The basic story Democrats tell voters about Republicans and their donors is that they're plutocrats who don't really care about poor and middle class people, and are deeply beholden to an increasingly aged, increasingly resentful white base.
The GOP's story about Democrats is a bit more diffuse, but it tends toward invocations of tyranny. They'll take your (money/guns/freedoms/lives). Pick your poison.
When Democrats tried to pass an extremely modest gun law in the aftermath of the Newtown massacre, Ted Cruz said the real goal was "a federal list of every gun owner in America." When Democrats more recently proposed a constitutional amendment to effectively reverse the consequences of the Citizens United ruling, he said they were trying to "repeal the First Amendment."

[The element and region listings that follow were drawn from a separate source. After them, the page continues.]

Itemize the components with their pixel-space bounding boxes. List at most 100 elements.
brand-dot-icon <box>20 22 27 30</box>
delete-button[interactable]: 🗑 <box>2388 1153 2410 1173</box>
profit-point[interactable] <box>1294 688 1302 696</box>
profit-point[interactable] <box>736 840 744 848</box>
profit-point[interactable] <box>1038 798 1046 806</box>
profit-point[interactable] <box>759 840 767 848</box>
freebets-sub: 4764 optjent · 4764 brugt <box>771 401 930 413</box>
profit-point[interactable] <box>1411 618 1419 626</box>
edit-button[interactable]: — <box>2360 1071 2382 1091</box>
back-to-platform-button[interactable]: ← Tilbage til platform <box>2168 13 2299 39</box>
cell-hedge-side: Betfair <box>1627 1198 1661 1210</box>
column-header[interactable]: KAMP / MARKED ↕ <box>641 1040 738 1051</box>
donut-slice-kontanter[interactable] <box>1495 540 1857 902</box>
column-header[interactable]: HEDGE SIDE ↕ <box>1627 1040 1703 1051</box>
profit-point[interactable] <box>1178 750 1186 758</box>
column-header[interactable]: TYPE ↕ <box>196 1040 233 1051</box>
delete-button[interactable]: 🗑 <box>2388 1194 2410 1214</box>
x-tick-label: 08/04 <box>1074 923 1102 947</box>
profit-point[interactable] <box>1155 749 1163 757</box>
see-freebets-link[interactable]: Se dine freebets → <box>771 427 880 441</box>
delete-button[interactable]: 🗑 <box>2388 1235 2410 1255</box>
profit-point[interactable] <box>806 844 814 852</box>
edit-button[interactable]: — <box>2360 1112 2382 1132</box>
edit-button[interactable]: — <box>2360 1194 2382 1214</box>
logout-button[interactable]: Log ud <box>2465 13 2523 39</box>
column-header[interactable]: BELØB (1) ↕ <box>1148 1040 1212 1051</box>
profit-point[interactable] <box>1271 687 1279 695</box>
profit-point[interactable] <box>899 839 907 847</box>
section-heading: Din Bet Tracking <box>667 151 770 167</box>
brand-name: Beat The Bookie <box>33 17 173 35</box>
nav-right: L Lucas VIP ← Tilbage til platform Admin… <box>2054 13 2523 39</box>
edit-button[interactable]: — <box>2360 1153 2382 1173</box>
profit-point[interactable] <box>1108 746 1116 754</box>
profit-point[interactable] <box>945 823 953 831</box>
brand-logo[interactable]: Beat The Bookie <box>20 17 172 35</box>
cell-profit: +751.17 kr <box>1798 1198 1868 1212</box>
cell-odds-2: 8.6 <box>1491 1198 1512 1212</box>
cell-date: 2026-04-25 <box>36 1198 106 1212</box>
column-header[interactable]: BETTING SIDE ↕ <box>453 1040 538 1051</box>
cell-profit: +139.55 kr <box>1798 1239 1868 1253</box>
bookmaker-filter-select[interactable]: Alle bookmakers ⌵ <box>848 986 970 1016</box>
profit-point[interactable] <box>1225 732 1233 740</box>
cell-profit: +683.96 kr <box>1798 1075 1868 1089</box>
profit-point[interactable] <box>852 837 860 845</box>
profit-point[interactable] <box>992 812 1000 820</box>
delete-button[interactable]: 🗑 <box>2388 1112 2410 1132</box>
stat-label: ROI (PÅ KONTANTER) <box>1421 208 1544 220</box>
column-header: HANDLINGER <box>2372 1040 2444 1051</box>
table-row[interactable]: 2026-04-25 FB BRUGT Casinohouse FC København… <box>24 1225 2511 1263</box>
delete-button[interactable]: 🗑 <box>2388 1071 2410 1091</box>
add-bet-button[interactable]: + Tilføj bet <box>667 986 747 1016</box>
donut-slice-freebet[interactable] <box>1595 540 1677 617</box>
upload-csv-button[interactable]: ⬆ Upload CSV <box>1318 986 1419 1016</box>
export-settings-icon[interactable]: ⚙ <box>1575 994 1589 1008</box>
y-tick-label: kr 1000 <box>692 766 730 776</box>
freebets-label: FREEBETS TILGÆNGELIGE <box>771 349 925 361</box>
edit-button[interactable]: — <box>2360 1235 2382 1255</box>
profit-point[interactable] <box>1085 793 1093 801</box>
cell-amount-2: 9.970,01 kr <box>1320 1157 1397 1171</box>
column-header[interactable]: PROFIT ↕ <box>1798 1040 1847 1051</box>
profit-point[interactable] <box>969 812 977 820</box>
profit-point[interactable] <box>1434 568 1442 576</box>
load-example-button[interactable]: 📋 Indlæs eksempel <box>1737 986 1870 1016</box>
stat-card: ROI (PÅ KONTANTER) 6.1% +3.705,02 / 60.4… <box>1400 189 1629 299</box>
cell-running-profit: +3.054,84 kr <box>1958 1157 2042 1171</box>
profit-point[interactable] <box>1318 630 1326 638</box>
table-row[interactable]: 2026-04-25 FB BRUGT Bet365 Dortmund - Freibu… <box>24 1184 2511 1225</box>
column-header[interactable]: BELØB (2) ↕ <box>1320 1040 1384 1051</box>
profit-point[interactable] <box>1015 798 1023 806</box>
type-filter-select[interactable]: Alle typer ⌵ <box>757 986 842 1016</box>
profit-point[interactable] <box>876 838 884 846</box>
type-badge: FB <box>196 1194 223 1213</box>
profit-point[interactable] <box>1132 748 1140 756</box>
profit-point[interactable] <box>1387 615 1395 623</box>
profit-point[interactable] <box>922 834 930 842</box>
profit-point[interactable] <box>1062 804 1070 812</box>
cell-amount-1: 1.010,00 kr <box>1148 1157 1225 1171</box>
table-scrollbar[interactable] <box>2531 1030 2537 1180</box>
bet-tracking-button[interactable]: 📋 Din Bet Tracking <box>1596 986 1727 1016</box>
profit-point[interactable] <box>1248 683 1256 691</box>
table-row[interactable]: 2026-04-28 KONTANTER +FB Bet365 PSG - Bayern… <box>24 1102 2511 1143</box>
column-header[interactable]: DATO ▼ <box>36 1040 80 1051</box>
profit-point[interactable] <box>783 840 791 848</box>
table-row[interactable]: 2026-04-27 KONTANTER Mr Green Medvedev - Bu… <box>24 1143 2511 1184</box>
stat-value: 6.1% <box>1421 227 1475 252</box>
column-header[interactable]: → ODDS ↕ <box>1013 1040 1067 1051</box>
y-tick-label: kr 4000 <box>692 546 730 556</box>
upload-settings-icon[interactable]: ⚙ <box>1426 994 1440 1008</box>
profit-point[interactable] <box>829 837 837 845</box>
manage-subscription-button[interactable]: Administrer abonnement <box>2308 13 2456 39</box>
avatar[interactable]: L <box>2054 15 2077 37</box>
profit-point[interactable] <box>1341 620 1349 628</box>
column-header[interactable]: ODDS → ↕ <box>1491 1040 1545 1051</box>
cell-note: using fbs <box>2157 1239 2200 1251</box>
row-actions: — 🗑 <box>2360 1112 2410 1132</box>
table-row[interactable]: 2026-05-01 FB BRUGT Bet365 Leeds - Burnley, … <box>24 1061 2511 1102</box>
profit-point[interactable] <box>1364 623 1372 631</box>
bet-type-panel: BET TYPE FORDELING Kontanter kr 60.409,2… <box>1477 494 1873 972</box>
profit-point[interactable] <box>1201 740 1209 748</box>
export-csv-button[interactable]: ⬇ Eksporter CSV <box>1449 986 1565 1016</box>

Paul Waldman cited Senator Ron Johnson, who lamented last year that the survival of the Affordable Care Act had denied the country its "last shred of freedom." But you could just as easily cite the "death panel" smear from the beginning of Obama's presidency or the martyrization of Cliven Bundy just a few weeks ago, and a dozen other misbegotten efforts in between. If I bought into all of it, I'd probably take certain paranoid suspicions of the American far right more seriously.
As it happens, Jerad Miller was one of Bundy's avengers, until he was booted for being a convicted felon. A bunch of people have pored through his Facebook page already, to learn more about his political leanings. For whatever reason, I was most interested in seeing what he'd posted just before and after the 2012 election. I learned, among other things, that he was a Ron Paul-ite, who supported libertarian Gary Johnson over Republican Mitt Romney. He bought in to all of the familiar conspiracy theories—the really fringe stuff, but also things like Benghazi, which Republican politicians continue to inflame to this day. He likewise believed that, "[O]bama is forcing hobby lobby to pay for abortions." His wife once worked there. He worried she "may not have a job soon. thanks all who voted for him. idiots, i cant wait for your food stamps to get taken away in major austerity programs that will be affecting you soon."
If you believe that law enforcement and IRS officers are agents of a fascist takeover of the country, then your misapprehensions about Benghazi, or the Affordable Care Act, welfare, and various forms of contraception probably aren't your biggest concern. But your paranoia has been well fed anyhow. And needlessly so.